Having previously announced that its primary endpoint of DFS had been met, Merck & Co., Inc. will report the first quantitative results from KEYNOTE-564, a Phase III trial evaluating the use of post-operative Keytruda (pembrolizumab) in locally advanced renal cell carcinoma (RCC).

The KEYNOTE-564 results are the first to show benefit with a PD-1 or PD-L1 inhibitor in adjuvant RCC and could set up the drug to add a second indication in the lucrative early-line setting. The 950-patient trial is continuing to accrue data for its key secondary endpoint of overall survival. (Merck Cos Keytruda Stakes Another Adjuvant Flag In RCC)
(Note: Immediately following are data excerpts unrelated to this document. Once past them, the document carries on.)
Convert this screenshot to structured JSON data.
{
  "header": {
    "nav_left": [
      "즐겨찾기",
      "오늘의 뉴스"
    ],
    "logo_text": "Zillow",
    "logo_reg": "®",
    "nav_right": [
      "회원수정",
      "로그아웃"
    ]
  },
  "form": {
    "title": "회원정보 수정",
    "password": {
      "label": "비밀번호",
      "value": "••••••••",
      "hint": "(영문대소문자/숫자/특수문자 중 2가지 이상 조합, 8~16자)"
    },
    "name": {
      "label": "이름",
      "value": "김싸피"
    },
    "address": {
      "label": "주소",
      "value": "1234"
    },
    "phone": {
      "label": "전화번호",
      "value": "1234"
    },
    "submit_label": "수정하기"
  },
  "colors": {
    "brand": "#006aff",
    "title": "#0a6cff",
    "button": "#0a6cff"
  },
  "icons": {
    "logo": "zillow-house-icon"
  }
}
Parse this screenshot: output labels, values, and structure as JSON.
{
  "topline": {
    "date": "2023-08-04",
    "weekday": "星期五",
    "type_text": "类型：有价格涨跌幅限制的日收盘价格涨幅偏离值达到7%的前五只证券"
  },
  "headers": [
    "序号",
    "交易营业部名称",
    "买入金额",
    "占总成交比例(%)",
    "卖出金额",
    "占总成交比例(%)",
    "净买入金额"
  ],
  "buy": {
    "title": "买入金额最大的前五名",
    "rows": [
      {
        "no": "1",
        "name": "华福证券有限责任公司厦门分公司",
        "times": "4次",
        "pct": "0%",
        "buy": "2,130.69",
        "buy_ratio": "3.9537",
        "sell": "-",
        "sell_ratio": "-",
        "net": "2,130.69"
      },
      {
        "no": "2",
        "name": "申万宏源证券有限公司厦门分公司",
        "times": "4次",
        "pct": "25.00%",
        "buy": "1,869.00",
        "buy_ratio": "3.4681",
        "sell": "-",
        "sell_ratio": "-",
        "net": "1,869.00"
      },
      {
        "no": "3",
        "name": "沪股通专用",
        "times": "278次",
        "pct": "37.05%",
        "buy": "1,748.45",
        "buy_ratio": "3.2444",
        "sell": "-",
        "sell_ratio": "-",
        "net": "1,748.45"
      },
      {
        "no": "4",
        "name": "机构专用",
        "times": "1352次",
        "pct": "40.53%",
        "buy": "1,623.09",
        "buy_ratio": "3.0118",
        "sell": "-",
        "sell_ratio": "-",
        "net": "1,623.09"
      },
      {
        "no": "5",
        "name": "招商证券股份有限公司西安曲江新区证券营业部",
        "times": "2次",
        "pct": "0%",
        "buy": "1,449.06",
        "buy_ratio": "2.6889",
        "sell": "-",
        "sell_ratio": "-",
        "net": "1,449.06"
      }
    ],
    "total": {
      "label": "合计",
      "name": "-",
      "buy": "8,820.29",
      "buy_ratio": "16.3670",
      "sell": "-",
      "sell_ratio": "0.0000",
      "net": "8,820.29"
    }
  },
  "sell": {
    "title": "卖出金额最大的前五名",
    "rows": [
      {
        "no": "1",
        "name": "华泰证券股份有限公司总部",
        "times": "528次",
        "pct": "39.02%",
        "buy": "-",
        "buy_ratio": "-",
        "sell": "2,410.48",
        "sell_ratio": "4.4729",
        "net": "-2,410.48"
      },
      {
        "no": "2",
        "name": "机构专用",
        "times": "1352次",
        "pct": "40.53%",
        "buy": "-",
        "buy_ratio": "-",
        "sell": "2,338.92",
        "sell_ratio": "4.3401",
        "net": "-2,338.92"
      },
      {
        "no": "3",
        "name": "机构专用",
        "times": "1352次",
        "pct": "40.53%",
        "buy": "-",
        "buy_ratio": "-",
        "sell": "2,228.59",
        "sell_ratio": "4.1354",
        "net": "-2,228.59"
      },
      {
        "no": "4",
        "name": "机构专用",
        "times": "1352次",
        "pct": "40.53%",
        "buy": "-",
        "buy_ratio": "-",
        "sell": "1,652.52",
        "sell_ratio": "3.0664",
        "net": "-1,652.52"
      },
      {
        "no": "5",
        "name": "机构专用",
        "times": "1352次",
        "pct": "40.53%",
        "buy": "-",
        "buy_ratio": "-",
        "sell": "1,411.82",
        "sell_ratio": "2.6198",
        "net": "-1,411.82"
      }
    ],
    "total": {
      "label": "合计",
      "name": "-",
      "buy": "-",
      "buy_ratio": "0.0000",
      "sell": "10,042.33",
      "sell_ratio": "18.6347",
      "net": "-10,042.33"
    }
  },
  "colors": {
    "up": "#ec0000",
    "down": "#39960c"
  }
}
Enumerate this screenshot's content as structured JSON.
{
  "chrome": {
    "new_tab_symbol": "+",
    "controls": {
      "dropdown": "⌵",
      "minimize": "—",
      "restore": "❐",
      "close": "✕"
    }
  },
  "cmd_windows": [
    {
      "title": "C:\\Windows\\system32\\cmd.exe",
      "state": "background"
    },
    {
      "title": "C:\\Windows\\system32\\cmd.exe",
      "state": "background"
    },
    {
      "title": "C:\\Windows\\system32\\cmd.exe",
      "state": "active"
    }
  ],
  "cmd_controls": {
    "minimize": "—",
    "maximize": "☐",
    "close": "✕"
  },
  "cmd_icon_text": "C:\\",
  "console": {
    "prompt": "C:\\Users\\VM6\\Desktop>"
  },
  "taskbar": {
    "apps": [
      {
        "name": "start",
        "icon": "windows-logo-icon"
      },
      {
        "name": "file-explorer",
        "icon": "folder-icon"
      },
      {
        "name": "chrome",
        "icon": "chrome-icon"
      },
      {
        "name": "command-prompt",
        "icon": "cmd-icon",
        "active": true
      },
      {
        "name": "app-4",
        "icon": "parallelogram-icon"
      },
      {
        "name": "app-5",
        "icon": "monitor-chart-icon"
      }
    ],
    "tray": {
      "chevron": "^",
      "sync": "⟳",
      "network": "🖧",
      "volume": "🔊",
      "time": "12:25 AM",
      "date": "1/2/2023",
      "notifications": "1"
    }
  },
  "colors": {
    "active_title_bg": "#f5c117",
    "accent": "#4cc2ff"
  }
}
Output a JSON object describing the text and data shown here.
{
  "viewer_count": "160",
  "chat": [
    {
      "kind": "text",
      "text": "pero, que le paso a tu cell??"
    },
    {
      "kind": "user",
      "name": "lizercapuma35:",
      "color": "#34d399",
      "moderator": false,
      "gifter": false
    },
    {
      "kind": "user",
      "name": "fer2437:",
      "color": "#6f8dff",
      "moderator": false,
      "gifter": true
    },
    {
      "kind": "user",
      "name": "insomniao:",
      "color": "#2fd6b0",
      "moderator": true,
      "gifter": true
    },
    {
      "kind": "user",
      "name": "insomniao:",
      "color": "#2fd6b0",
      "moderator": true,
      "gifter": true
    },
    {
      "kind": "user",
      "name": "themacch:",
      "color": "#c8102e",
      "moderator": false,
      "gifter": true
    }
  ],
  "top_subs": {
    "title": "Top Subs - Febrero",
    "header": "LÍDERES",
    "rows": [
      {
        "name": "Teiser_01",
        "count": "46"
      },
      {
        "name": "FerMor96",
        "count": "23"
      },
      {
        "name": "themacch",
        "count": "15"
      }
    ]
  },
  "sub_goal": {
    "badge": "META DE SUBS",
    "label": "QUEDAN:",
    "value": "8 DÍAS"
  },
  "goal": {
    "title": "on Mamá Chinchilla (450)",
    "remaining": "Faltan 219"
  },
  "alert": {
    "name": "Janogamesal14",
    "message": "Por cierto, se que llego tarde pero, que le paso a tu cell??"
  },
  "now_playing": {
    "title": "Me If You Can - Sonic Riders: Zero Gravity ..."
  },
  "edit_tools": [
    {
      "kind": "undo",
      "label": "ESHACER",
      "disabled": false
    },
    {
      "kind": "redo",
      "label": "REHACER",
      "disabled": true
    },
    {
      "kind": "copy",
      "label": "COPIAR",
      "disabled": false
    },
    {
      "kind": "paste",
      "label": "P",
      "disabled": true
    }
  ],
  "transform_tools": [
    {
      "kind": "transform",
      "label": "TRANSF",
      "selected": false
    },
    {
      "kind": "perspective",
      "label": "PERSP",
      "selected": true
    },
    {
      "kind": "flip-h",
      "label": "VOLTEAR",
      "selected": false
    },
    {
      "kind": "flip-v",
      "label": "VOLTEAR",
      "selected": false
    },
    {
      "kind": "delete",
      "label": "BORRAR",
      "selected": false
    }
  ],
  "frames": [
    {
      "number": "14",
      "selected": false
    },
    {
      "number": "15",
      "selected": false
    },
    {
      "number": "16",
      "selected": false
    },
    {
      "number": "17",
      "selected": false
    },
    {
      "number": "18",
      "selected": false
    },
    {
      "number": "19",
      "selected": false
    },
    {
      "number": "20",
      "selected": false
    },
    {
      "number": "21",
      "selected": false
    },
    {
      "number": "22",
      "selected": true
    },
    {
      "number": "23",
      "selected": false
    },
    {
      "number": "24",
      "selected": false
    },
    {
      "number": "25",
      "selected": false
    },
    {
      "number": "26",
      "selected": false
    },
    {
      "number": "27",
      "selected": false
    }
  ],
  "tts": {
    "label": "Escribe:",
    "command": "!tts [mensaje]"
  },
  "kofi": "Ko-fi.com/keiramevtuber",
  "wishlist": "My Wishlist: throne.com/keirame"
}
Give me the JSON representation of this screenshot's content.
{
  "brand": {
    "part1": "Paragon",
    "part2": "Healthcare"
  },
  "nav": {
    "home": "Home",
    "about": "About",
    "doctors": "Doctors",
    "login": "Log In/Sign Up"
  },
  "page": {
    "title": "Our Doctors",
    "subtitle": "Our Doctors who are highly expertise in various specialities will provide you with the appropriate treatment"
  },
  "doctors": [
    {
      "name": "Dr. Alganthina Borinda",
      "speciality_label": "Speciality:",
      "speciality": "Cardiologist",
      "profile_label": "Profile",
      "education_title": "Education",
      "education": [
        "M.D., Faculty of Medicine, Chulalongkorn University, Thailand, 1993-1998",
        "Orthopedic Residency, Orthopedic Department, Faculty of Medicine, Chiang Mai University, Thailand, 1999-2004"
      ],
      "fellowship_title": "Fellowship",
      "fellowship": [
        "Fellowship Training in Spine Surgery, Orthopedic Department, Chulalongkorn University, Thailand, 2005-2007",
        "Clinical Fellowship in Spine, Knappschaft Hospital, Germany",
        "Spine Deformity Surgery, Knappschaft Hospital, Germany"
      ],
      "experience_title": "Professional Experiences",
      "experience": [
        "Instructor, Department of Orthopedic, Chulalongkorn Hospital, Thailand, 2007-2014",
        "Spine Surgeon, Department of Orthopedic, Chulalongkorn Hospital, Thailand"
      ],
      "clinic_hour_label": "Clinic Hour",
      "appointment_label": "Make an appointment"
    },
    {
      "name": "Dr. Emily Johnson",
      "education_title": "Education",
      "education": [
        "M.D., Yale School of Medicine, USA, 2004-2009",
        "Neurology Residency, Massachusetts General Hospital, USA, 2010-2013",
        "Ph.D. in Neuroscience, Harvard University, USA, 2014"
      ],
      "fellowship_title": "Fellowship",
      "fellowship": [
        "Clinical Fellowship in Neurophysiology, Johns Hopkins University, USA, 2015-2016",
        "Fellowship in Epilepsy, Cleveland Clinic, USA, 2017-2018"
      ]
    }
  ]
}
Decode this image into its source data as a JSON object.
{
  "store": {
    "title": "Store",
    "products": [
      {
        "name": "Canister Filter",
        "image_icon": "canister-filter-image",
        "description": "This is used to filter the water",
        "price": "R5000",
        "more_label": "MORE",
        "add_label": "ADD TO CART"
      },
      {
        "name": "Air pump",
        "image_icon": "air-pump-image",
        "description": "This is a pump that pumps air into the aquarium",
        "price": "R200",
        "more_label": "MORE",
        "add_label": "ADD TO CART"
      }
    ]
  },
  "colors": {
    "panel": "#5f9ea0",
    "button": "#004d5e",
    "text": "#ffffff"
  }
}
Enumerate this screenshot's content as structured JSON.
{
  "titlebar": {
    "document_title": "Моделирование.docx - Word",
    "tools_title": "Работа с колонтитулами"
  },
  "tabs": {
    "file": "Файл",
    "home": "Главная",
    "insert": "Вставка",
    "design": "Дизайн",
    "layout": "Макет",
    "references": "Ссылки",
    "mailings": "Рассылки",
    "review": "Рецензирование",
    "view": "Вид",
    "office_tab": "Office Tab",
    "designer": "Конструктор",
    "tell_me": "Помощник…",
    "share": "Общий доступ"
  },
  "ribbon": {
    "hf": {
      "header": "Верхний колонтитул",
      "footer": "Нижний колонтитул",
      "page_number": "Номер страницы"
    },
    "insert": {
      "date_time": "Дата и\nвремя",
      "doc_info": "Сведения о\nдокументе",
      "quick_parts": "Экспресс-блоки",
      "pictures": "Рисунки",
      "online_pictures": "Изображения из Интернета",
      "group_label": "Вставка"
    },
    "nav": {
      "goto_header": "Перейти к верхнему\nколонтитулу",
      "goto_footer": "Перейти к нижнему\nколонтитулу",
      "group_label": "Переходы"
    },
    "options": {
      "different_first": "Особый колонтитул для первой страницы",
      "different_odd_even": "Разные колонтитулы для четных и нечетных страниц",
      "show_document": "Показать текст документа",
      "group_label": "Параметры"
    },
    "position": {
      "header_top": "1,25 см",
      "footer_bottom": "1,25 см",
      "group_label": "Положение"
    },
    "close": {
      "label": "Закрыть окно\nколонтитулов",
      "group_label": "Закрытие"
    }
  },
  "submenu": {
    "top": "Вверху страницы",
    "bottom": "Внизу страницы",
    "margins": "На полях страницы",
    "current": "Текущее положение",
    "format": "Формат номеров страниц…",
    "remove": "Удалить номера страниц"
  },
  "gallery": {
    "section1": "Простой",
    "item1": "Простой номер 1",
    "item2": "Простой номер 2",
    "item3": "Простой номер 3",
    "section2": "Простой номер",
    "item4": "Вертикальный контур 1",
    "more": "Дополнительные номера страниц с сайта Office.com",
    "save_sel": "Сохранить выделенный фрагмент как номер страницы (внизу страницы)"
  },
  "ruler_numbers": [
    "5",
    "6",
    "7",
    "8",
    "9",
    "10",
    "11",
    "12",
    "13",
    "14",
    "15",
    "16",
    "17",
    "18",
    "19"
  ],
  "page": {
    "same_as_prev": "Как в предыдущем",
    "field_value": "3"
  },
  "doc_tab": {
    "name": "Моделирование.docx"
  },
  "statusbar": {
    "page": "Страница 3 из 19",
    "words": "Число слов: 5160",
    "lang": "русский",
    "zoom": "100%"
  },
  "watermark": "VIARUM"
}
Keytruda obtained US approval to treat first-line advanced RCC in combination with Pfizer’s tyrosine kinase inhibitor Inlyta (axitinib) in 2019, and the new data will be submitted to regulatory authorities, the company said.

The KEYNOTE-564 data are welcome after the failure of previous therapeutic regimens using tyrosine kinase inhibitors to show a benefit in early kidney cancer.

Given high rates of post-nephrectomy recurrence and the lack of any targeted adjuvant therapies in localized disease, this treatment setting remains a major unmet need in the indication and the magnitude of the benefit observed could prove to be a major development in the treatment of the disease, said the Biomedtracker analysts. With positive data ahead of its direct competitors, Merck could find an avenue for further growth with Keytruda in adjuvant RCC.

Keytruda already has approval as adjuvant therapy in one cancer type, melanoma with involvement of lymph nodes following complete resection, and Merck believes the KEYNOTE-564 data are a positive step in its efforts to bring Keytruda to earlier-stage cancer settings.

The results will also be significant for the Keytruda’s rivalry with Bristol Myers Squibb Company’s Opdivo (nivolumab) in the RCC treatment, as its Phase III CheckMate 914 trial is also seeking to establish  Opdivo as an adjuvant therapy for locally advanced tumors.

Bristol Myers Squibb’s CheckMate 648 Study Of Opdivo For Esophageal Cancer

Bristol Myers Squibb plans to reveal the first quantitative results from CheckMate 648 following the earlier announcement that the Phase III trial in first-line esophageal squamous cell carcinoma (ESCC) had reached its co-primary endpoints of PFS and OS.

This followed an earlier readout which demonstrated that a similar trial, CheckMate 649, had improved PFS and OS over chemotherapy alone in both first-line gastric and esophageal adenocarcinomas (EACs). In doing so, Opdivo became the first agent to demonstrate such a benefit in HER2-negative tumors for either disease, marking a major win for BMS, note the Biomedtracker/Datamonitor analysts. (ESMO BMSs Opdivo Edges Merck Cos Keytruda In FirstLine Advanced Gastroesophageal Cancers)

However, in esophageal cancer, Opdivo will encounter competition from Keytruda’s KEYNOTE-590 regimen, which recruited both EACs and ESCCs. Given that CheckMate 649 trial only recruited gastric cancers and EAC patients numerical data from CheckMate 648 will be crucial for establishing how the rival PD-1 antibodies compare across histological types.

ESCC and EAC together are the two most common subtypes of esophageal cancer, each making up approximately 45% of the patient population in the US (though distribution varies globally).